Jack made himself look around the little neighborhood, and he said, “I care, Olive. Where do you want to go now?”
And she said out to West Annett, where she had grown up, so he drove the car while she directed him, and they went along a narrow road, past many fields that were still oddly green for November, and the sun slanted across them with that horrifying gorgeousness.

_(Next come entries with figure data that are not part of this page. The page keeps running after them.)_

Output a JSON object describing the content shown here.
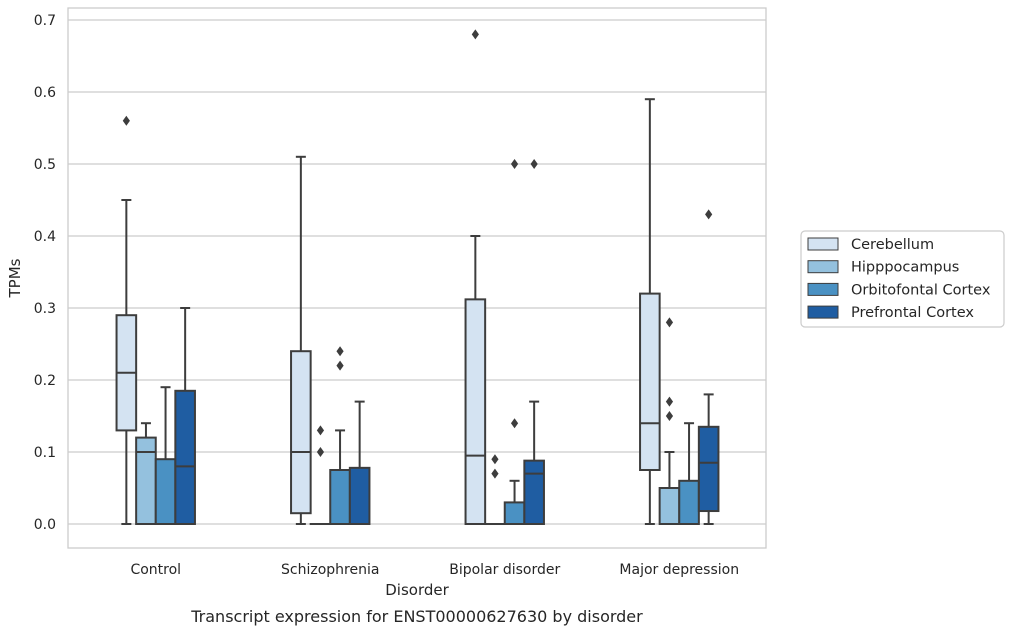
{
  "chart_data": {
    "type": "box",
    "title": "",
    "caption": "Transcript expression for ENST00000627630 by disorder",
    "xlabel": "Disorder",
    "ylabel": "TPMs",
    "ylim": [
      -0.033,
      0.71
    ],
    "yticks": [
      0.0,
      0.1,
      0.2,
      0.3,
      0.4,
      0.5,
      0.6,
      0.7
    ],
    "ytick_labels": [
      "0.0",
      "0.1",
      "0.2",
      "0.3",
      "0.4",
      "0.5",
      "0.6",
      "0.7"
    ],
    "grid": "horizontal",
    "legend_position": "right",
    "categories": [
      "Control",
      "Schizophrenia",
      "Bipolar disorder",
      "Major depression"
    ],
    "series": [
      {
        "name": "Cerebellum",
        "color": "#d4e3f2",
        "boxes": [
          {
            "min": 0.0,
            "q1": 0.13,
            "median": 0.21,
            "q3": 0.29,
            "max": 0.45,
            "outliers": [
              0.56
            ]
          },
          {
            "min": 0.0,
            "q1": 0.015,
            "median": 0.1,
            "q3": 0.24,
            "max": 0.51,
            "outliers": []
          },
          {
            "min": 0.0,
            "q1": 0.0,
            "median": 0.095,
            "q3": 0.312,
            "max": 0.4,
            "outliers": [
              0.68
            ]
          },
          {
            "min": 0.0,
            "q1": 0.075,
            "median": 0.14,
            "q3": 0.32,
            "max": 0.59,
            "outliers": []
          }
        ]
      },
      {
        "name": "Hipppocampus",
        "color": "#94c1de",
        "boxes": [
          {
            "min": 0.0,
            "q1": 0.0,
            "median": 0.1,
            "q3": 0.12,
            "max": 0.14,
            "outliers": []
          },
          {
            "min": 0.0,
            "q1": 0.0,
            "median": 0.0,
            "q3": 0.0,
            "max": 0.0,
            "outliers": [
              0.1,
              0.13
            ]
          },
          {
            "min": 0.0,
            "q1": 0.0,
            "median": 0.0,
            "q3": 0.0,
            "max": 0.0,
            "outliers": [
              0.07,
              0.09
            ]
          },
          {
            "min": 0.0,
            "q1": 0.0,
            "median": 0.0,
            "q3": 0.05,
            "max": 0.1,
            "outliers": [
              0.15,
              0.17,
              0.28
            ]
          }
        ]
      },
      {
        "name": "Orbitofontal Cortex",
        "color": "#4a91c3",
        "boxes": [
          {
            "min": 0.0,
            "q1": 0.0,
            "median": 0.0,
            "q3": 0.09,
            "max": 0.19,
            "outliers": []
          },
          {
            "min": 0.0,
            "q1": 0.0,
            "median": 0.0,
            "q3": 0.075,
            "max": 0.13,
            "outliers": [
              0.22,
              0.24
            ]
          },
          {
            "min": 0.0,
            "q1": 0.0,
            "median": 0.0,
            "q3": 0.03,
            "max": 0.06,
            "outliers": [
              0.14,
              0.5
            ]
          },
          {
            "min": 0.0,
            "q1": 0.0,
            "median": 0.0,
            "q3": 0.06,
            "max": 0.14,
            "outliers": []
          }
        ]
      },
      {
        "name": "Prefrontal Cortex",
        "color": "#1f5da2",
        "boxes": [
          {
            "min": 0.0,
            "q1": 0.0,
            "median": 0.08,
            "q3": 0.185,
            "max": 0.3,
            "outliers": []
          },
          {
            "min": 0.0,
            "q1": 0.0,
            "median": 0.0,
            "q3": 0.078,
            "max": 0.17,
            "outliers": []
          },
          {
            "min": 0.0,
            "q1": 0.0,
            "median": 0.07,
            "q3": 0.088,
            "max": 0.17,
            "outliers": [
              0.5
            ]
          },
          {
            "min": 0.0,
            "q1": 0.018,
            "median": 0.085,
            "q3": 0.135,
            "max": 0.18,
            "outliers": [
              0.43
            ]
          }
        ]
      }
    ]
  }
}
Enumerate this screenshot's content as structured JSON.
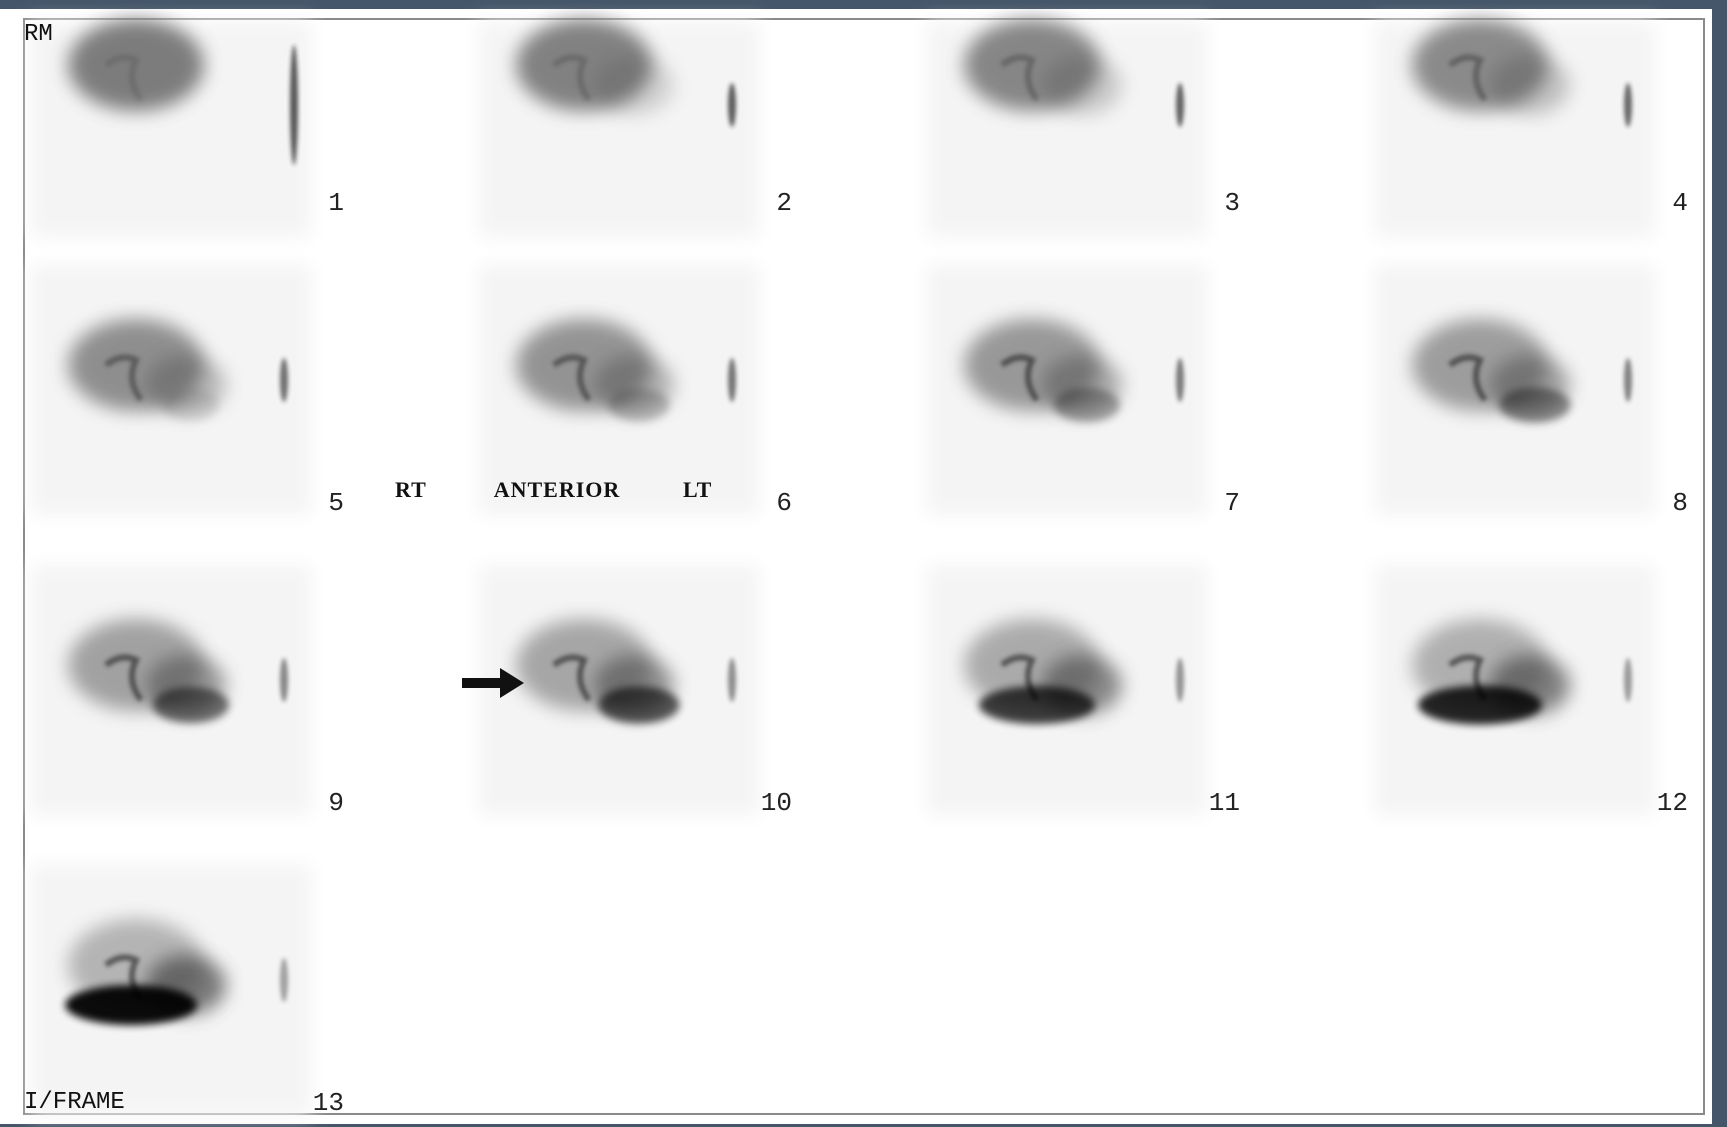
{
  "corner_labels": {
    "top_left": "RM",
    "bottom_left": "I/FRAME"
  },
  "orientation": {
    "right": "RT",
    "view": "ANTERIOR",
    "left": "LT"
  },
  "frames": [
    {
      "label": "1"
    },
    {
      "label": "2"
    },
    {
      "label": "3"
    },
    {
      "label": "4"
    },
    {
      "label": "5"
    },
    {
      "label": "6"
    },
    {
      "label": "7"
    },
    {
      "label": "8"
    },
    {
      "label": "9"
    },
    {
      "label": "10"
    },
    {
      "label": "11"
    },
    {
      "label": "12"
    },
    {
      "label": "13"
    }
  ]
}
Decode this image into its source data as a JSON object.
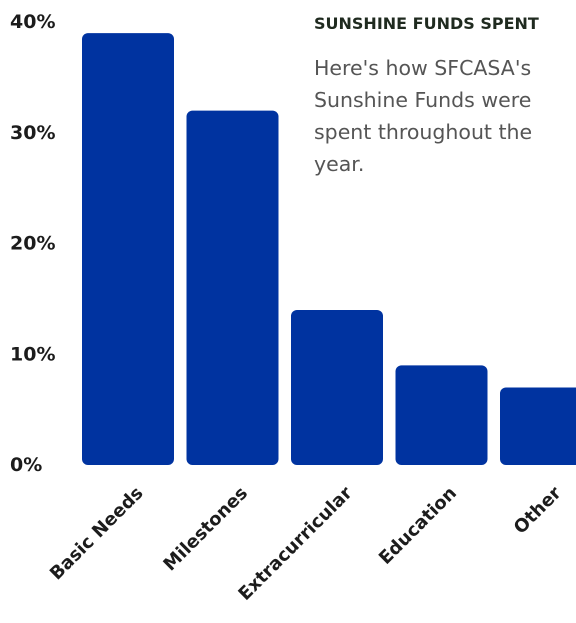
{
  "chart_data": {
    "type": "bar",
    "title": "SUNSHINE FUNDS SPENT",
    "annotation": "Here's how SFCASA's Sunshine Funds were spent throughout the year.",
    "categories": [
      "Basic Needs",
      "Milestones",
      "Extracurricular",
      "Education",
      "Other"
    ],
    "values": [
      39,
      32,
      14,
      9,
      7
    ],
    "y_unit": "%",
    "ylim": [
      0,
      40
    ],
    "yticks": [
      "0%",
      "10%",
      "20%",
      "30%",
      "40%"
    ],
    "grid": false,
    "bar_color": "#0033a0",
    "xlabel": "",
    "ylabel": ""
  }
}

They drove and drove, and Olive told him about the one-room schoolhouse her mother had taught in, how her mother had had to come early to get the fire started in the winter, she told him about the Finnish woman who used to watch her—watch Olive—when Olive was too small to go to school, she told him about her Uncle George, who was a drunk and who had married a young wife and the young wife fell in love with a neighbor—“Right there, that house right there”—and then the neighbor, well, Olive didn’t know what went on with him, but the young wife had hanged herself at the bottom of her cellar stairs.